Jim ripped off his helmet and gloves as the green light came on, indicating that the pressure had reached normal levels. But the door didn’t open when he pressed the release.

He pressed the palms of his hands against the clear wall between them. She stepped forward and did the same. A centimeter of clear plastic between them. He could almost feel the warmth of her hands. But he was really feeling her. The hard plastic under his hands. Its coolness. That was her. He wasn’t frightened.

“I love you, James. I do. How could I not? You’ve changed, too. Do you know that when you are asleep, I sometimes review my memories of you. You were such a petty son-of-a-bitch when you first came on board. God knows how you were able to make it on Earth with that chip you were carrying around about being an off-worlder.”

Jim smiled as she said this, a smile not without pain, but a smile that acknowledged the criticism of a lover, and it was okay.

She smiled as well, looking into his eyes, knowing that what she was saying was not easy for him to hear. “But now, you are a petty son-of-a-bitch who has grown on me.
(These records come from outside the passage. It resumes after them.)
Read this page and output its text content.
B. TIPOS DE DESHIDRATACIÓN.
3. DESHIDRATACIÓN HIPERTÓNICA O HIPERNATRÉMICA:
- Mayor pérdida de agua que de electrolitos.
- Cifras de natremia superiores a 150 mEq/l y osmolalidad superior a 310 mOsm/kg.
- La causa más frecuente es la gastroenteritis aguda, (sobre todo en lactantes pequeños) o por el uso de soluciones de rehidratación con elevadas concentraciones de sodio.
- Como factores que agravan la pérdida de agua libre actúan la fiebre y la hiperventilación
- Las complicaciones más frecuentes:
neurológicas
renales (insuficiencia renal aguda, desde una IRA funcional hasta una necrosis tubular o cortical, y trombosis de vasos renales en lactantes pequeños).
And I can’t imagine life without you either. I can’t imagine going back to being what I was without you.

“But if rescue comes — and I know it will, sooner or later — I’ll see to it that you go back to Earth. And whatever becomes of me, that won’t be your concern anymore. Remember the first commandment: ‘Thou shalt not cause harm to humans, in particular thine owners.’ To keep you here would be to harm you, whatever you are thinking now. You need to love a human. I love you, but I won’t marry you.”

Her form flickered. This happened on occasions when she was experiencing some emotional stress.

He could feel the tears building in his eyes. This was not how it was supposed to go.

They gazed through the barrier between them. It would never be removed. Finally, she vanished. He stepped back from the barrier. He felt sobbing overtake him. The door slid open, and he heard it, but did not see it because he was sitting on the floor now, eyes covered by his hands.